Tuesday, August 24, 2010

I.v. Swearing Oaths - Tennant '09

The camera work in this sequence is handheld, giddy, drunk and mad. The floor seems to tip like the deck of a ship. Hamlet comes towards his friends and walks away from them like the tide itself. This is an incredibly visual way to represent his state of mind. It pulsates with Hamlet's own sanity and with his alternating paranoia/trust with Horatio. There's good reason to believe Tennant's Hamlet has gone mad even beyond the way it is staged and shot. His characterization is very different from the grieving boy of the earlier scenes. He has just cut his hand, turning his oath into an even more serious affair. Is he asking the same from his friends? They never shed blood for their oaths, but they might well have thought Hamlet was going to require it of them. Even when he gets the idea of putting an antic disposition on, it doesn't look like he has far to go.
A good case could be made that this Hamlet is mad, but smart enough to know it. He justifies his present and future actions by turning uncontrollable behaviour into a conscious affectation. PR in Elsinore.

Insane or not, it's not all in his head. The Ghost returns, shaking the ground violently, bells ringing. In the stage play, they used sound effects to shake the seats, and mechanical effects to disturb chandeliers and lanterns. In the film version, simple use of shaky cam accomplishes the same trick, though it's not quite as visceral for the audience. Either way, it is quite clear that the director means for us to believe in the Ghost's reality. This is not anyone's point of view but our own. The two men accompanying Hamlet certainly believe in it and terrified, scream out their oath. Hamlet, for his part, is high on energy of the moment. He would hope Horatio could see things like he does and uses the more inclusive "our philosophy", but the sequence otherwise does little to bring Hamlet and Horatio closer together. They have contrasting attitudes, Hamlet's an alienating one. And once they've sworn, the men run out as Hamlet stays behind to say his final couplet to camera. The very last line is omitted. It would certainly have cemented Hamlet's madness for the audience.

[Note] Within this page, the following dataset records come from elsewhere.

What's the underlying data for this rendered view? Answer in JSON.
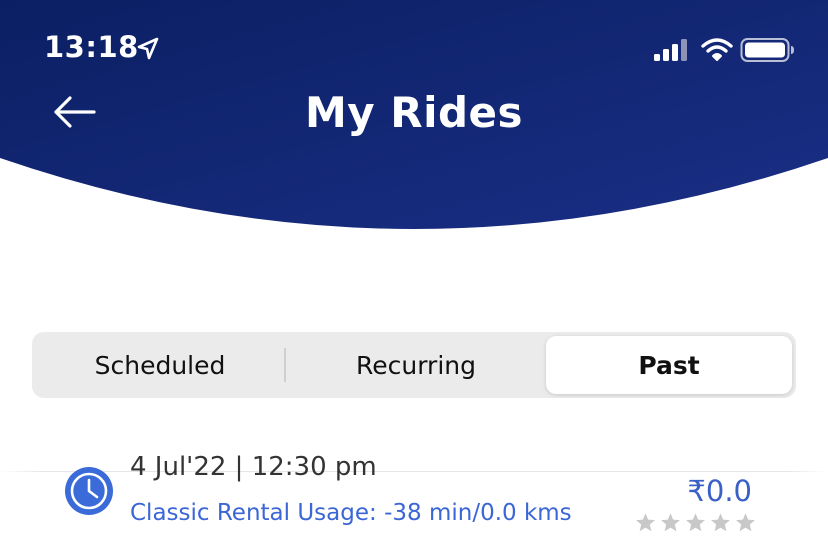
{
  "status_bar": {
    "time": "13:18",
    "location_icon": "location-arrow-icon",
    "signal_icon": "cellular-signal-icon",
    "wifi_icon": "wifi-icon",
    "battery_icon": "battery-icon"
  },
  "header": {
    "title": "My Rides",
    "back_icon": "back-arrow-icon",
    "background_color_top": "#0b1f63",
    "background_color_bottom": "#1a2f86"
  },
  "tabs": [
    {
      "label": "Scheduled",
      "selected": false
    },
    {
      "label": "Recurring",
      "selected": false
    },
    {
      "label": "Past",
      "selected": true
    }
  ],
  "rides": [
    {
      "date_time": "4 Jul'22 | 12:30 pm",
      "usage": "Classic Rental Usage: -38 min/0.0 kms",
      "fare": "₹0.0",
      "rating": 0,
      "rating_max": 5,
      "icon": "clock-icon"
    }
  ],
  "colors": {
    "accent": "#3b66d6",
    "icon_blue": "#3a6bd8",
    "star_empty": "#c8c8c8"
  }
}
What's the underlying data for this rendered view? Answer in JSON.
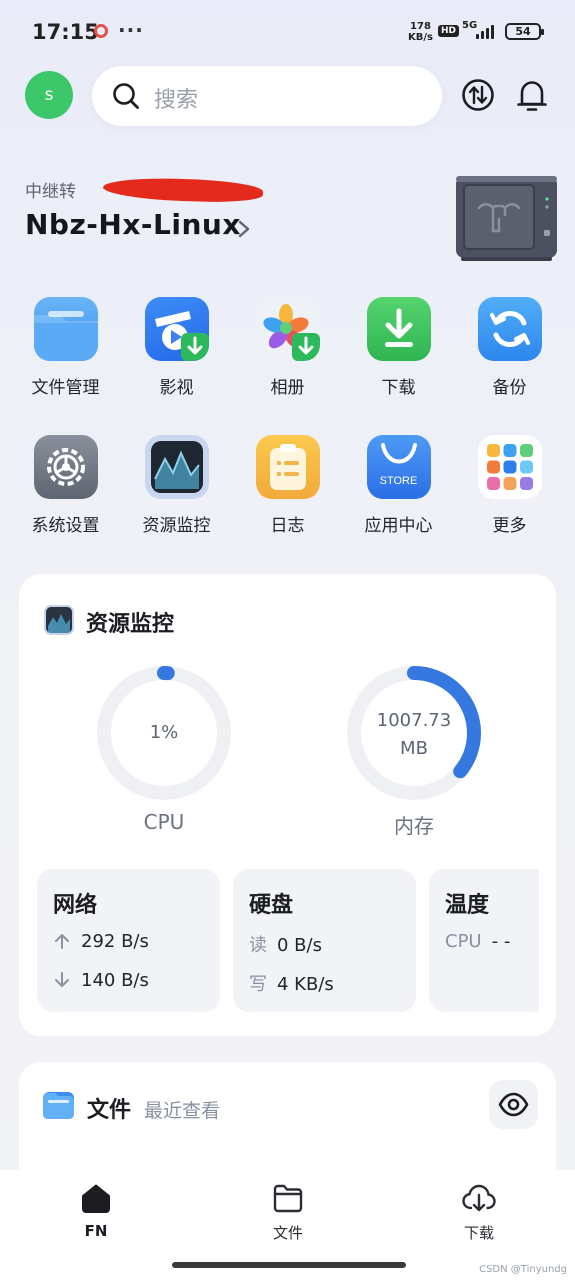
{
  "status_bar": {
    "time": "17:15",
    "dots": "···",
    "speed_value": "178",
    "speed_unit": "KB/s",
    "hd": "HD",
    "network": "5G",
    "battery": "54"
  },
  "header": {
    "avatar_letter": "s",
    "search_placeholder": "搜索",
    "icons": [
      "search-icon",
      "transfer-icon",
      "bell-icon"
    ]
  },
  "device": {
    "subtitle": "中继转",
    "name": "Nbz-Hx-Linux"
  },
  "apps": [
    {
      "label": "文件管理",
      "icon": "folder-icon"
    },
    {
      "label": "影视",
      "icon": "video-icon"
    },
    {
      "label": "相册",
      "icon": "photos-icon"
    },
    {
      "label": "下载",
      "icon": "download-icon"
    },
    {
      "label": "备份",
      "icon": "backup-icon"
    },
    {
      "label": "系统设置",
      "icon": "settings-icon"
    },
    {
      "label": "资源监控",
      "icon": "monitor-icon"
    },
    {
      "label": "日志",
      "icon": "log-icon"
    },
    {
      "label": "应用中心",
      "icon": "store-icon",
      "badge": "STORE"
    },
    {
      "label": "更多",
      "icon": "more-icon"
    }
  ],
  "monitor": {
    "title": "资源监控",
    "cpu": {
      "value": "1%",
      "label": "CPU",
      "fraction": 0.01
    },
    "memory": {
      "value_line1": "1007.73",
      "value_line2": "MB",
      "label": "内存",
      "fraction": 0.36
    },
    "network": {
      "title": "网络",
      "up": "292 B/s",
      "down": "140 B/s"
    },
    "disk": {
      "title": "硬盘",
      "read_key": "读",
      "read": "0 B/s",
      "write_key": "写",
      "write": "4 KB/s"
    },
    "temperature": {
      "title": "温度",
      "cpu_key": "CPU",
      "cpu_value": "- -"
    }
  },
  "files": {
    "title": "文件",
    "subtitle": "最近查看"
  },
  "bottom_nav": [
    {
      "label": "FN",
      "icon": "home-icon",
      "active": true
    },
    {
      "label": "文件",
      "icon": "folder-outline-icon",
      "active": false
    },
    {
      "label": "下载",
      "icon": "cloud-download-icon",
      "active": false
    }
  ],
  "watermark": "CSDN @Tinyundg",
  "colors": {
    "accent_blue": "#3478e0",
    "avatar_green": "#3cc76a",
    "gauge_track": "#eef0f4"
  }
}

A note on "There are more things..." from the director in the audio commentary: He rightly reminds us that this line also stands as an invitation to the audience to accept the weirdness of the play. There are politics and there is family drama, but there is also the supernatural and the more we dig into the play, problems and ambiguities. Shakespeare tells us, through this line, to trust him and go along with him on the journey. I accepted a long time ago.